Confusion related to reproducible kernel hilbert space I am confused why the kernel is called reproducible in kernel hilbert space. Aren't there any easy ones that could help me get some idea what it is all about
 A: In a reproducing kernel Hilbert space $K$, the reproducing kernel $\phi$ "reproduces" functions pointwise by 
$$(f, \phi(\cdot, x)_K = f(x)$$
You can actually build your own reproducing kernel Hilbert space by choosing some subset $\Omega \subset \mathbb{R}^n$, a positive definite function, such as $\phi(x,y) = exp(-\|x-y\|^2)$ and considering the set of all functions $\{k(\cdot,x) : x \in \Omega\}$. You can define a bilinear form on this set by $(k(\cdot,x),k(\cdot,y)) = k(x,y)$, and then take the completion of this space to get a complete inner product space.
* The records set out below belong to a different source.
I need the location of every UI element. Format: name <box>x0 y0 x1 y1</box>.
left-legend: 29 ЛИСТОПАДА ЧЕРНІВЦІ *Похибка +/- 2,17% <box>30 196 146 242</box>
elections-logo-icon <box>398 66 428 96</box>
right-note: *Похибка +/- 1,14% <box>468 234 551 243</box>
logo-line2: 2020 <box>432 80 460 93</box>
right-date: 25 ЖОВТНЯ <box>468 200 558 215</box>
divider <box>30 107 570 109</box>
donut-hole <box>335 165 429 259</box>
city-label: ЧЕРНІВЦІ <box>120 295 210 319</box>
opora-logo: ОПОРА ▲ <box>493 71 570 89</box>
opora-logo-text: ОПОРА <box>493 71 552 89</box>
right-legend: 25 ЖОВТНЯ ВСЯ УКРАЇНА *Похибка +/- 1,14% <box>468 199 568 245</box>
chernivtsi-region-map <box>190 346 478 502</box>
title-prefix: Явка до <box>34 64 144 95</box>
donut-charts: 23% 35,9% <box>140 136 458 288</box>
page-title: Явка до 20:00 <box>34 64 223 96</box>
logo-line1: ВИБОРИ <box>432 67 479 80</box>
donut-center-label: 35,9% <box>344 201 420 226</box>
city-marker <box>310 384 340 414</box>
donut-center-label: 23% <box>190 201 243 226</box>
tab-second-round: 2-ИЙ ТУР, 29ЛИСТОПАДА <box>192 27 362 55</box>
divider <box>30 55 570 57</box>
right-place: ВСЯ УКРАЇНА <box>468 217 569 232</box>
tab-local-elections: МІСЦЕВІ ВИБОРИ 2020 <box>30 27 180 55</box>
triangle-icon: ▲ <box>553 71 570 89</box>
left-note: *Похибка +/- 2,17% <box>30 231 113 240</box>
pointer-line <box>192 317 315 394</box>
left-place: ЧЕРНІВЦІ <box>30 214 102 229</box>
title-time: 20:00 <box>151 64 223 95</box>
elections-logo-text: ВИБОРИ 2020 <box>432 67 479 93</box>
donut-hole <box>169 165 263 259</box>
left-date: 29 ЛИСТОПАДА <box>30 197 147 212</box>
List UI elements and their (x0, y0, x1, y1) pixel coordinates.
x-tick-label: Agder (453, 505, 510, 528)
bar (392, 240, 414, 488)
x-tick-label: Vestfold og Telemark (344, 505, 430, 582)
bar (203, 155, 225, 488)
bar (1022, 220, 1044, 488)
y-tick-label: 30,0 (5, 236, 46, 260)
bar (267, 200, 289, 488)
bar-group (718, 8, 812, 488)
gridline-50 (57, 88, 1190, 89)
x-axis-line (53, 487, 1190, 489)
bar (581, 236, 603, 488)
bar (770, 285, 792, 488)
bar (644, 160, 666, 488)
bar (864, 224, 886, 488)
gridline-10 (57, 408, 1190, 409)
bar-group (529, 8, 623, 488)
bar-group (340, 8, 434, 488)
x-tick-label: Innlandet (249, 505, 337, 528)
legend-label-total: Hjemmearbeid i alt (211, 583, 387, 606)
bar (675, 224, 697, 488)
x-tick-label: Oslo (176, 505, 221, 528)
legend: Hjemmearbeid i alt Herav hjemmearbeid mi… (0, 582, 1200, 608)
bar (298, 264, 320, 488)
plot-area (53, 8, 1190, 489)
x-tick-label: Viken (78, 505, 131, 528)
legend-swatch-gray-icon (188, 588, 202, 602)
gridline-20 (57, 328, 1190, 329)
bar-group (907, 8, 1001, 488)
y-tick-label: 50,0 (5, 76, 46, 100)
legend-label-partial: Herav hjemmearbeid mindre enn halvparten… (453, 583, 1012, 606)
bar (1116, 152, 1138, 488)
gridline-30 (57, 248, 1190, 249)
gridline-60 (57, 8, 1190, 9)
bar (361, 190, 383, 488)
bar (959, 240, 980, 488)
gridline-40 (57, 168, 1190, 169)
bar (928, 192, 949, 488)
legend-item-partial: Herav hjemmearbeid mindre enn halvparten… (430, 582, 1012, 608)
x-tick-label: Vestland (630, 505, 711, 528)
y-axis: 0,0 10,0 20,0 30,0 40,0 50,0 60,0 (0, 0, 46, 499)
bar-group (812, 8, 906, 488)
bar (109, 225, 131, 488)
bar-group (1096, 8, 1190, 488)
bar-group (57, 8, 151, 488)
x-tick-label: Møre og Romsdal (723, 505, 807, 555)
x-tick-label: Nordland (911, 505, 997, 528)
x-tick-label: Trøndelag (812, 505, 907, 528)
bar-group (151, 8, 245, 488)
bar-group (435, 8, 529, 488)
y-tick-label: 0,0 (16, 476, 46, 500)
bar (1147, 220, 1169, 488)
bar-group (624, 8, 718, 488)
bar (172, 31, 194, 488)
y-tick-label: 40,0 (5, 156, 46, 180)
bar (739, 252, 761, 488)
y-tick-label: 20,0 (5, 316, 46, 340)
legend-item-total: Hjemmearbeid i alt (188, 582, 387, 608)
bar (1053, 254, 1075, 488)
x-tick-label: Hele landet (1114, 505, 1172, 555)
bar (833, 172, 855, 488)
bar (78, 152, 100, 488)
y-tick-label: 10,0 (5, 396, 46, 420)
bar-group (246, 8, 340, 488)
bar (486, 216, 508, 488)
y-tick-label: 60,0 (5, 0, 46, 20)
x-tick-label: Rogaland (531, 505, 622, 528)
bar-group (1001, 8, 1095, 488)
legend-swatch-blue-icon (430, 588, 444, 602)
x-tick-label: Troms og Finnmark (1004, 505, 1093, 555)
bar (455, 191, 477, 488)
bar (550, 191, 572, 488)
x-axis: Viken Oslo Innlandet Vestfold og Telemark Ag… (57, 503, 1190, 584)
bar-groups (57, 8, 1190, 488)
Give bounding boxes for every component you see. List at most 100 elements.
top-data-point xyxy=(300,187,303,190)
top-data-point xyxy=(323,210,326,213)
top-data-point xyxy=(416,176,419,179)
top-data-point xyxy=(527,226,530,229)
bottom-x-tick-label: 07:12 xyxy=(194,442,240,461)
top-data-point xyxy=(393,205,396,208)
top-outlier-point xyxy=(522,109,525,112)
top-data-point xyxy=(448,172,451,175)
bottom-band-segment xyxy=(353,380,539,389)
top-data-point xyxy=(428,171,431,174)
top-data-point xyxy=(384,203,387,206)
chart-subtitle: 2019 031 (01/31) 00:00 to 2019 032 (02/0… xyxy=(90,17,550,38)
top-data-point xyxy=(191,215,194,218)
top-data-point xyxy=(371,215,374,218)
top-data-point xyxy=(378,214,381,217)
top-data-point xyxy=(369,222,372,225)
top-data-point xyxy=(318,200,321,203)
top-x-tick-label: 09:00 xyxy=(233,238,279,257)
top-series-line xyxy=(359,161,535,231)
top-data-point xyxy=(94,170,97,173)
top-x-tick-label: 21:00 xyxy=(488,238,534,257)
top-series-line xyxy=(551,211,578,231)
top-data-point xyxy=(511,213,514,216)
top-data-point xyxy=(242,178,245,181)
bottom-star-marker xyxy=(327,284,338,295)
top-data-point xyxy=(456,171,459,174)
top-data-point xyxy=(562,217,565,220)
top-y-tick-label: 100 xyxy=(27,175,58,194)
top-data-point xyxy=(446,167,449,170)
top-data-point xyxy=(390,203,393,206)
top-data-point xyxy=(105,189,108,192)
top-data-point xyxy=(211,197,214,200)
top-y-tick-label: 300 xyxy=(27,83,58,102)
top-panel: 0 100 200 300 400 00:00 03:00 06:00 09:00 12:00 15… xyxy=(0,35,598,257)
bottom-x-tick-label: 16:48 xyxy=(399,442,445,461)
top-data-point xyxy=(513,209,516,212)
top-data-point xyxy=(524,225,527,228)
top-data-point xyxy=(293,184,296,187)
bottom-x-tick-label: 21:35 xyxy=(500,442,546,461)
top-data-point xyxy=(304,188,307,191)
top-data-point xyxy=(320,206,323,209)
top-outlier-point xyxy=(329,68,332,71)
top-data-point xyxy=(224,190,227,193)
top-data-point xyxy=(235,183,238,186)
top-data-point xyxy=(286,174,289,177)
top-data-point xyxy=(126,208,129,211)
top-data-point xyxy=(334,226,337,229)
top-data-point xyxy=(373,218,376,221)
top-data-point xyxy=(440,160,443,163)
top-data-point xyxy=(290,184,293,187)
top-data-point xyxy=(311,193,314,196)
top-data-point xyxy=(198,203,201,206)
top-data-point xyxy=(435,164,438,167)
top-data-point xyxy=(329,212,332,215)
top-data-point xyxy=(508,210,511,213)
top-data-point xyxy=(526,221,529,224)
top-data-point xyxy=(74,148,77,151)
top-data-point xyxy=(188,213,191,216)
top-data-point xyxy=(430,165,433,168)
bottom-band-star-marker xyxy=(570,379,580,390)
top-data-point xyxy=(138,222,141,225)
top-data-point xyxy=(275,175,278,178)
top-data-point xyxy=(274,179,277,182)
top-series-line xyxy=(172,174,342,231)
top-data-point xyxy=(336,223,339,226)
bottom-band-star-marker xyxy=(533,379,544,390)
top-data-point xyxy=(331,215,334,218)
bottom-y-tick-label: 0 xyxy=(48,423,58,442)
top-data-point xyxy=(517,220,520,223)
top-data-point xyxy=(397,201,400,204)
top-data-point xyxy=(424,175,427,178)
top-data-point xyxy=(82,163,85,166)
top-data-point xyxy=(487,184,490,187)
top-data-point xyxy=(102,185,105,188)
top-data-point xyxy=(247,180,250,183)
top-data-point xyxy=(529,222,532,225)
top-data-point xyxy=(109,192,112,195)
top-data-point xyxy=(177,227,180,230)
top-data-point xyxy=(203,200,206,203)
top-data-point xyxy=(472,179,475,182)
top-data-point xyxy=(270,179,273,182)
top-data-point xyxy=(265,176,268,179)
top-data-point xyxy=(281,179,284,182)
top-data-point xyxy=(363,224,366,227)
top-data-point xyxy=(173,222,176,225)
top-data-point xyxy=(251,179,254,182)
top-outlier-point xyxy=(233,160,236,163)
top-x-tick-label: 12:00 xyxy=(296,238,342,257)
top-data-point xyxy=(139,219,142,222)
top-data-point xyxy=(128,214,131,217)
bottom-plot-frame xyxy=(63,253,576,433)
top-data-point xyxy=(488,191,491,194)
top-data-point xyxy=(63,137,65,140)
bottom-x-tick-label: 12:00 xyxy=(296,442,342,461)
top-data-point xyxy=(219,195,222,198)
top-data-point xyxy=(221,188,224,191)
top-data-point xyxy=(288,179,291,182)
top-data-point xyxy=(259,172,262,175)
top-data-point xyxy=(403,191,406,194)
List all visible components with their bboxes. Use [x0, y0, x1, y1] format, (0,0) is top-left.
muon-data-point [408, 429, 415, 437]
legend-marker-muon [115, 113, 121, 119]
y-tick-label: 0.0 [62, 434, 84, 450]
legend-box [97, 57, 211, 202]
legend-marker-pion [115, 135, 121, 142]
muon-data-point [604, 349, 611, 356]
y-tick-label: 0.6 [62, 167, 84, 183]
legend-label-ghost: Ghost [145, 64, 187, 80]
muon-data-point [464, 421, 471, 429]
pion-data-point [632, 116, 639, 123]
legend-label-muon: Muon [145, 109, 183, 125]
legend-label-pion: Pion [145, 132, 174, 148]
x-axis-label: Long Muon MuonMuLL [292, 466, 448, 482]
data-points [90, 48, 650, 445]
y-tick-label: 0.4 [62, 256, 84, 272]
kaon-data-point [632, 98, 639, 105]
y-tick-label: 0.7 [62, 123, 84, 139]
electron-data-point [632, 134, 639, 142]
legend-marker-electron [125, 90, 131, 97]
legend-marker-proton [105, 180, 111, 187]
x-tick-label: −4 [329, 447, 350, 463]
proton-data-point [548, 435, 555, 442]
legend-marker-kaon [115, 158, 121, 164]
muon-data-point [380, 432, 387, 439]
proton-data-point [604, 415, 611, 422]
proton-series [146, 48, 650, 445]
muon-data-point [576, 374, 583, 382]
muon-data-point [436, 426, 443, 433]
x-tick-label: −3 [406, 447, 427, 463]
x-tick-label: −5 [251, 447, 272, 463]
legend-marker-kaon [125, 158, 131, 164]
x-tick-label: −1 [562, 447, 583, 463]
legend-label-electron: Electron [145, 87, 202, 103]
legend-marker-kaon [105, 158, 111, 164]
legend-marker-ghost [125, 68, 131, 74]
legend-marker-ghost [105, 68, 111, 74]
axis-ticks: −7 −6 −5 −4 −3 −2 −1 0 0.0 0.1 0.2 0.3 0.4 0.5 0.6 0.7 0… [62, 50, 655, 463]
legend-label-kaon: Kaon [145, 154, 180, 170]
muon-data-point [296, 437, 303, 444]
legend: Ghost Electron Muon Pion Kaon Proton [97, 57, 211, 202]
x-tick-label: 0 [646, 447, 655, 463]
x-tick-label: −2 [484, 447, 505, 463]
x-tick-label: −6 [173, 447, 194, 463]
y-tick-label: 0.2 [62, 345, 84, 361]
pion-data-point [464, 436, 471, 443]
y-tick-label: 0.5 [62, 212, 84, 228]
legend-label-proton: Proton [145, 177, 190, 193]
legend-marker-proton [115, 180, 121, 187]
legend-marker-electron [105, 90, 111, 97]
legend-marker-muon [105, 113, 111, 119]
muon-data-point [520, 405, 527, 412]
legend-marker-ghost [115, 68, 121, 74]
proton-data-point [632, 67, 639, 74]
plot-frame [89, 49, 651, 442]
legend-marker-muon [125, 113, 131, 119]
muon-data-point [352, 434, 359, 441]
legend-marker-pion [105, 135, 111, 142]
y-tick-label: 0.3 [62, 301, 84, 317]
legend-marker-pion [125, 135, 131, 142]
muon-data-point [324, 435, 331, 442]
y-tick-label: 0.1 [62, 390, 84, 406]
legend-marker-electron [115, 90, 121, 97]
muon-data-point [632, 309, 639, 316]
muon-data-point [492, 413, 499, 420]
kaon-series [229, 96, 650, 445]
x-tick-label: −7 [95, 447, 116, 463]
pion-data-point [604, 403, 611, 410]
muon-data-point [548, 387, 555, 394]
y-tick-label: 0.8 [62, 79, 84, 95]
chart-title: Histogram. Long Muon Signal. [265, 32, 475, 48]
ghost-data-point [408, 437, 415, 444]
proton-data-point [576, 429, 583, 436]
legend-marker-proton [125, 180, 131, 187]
You can show that the bilinear form is an inner product, and the completion of this pre-Hilbert space is called a Native space for the kernel $k$. See, Holger Wendland's book "Scattered Data Approximation" or Greg Fasshauer's book "Meshfree Approximation Methods in Matlab" for more details.
For a concrete example, consider the Sobolev space $H^1(\mathbb{R})$ with the inner product
$$(f,g)_{H^1} = \int_{\mathbb{R}} f(x) g(x) + f'(x) g'(x) dx$$
Then, the kernel $K(\cdot,x) = \frac{1}{2}exp(-|x-\cdot|)$ is a reproducing kernel, as you can show that
$$(f,k(\cdot,x))_{H^1} = f(x)$$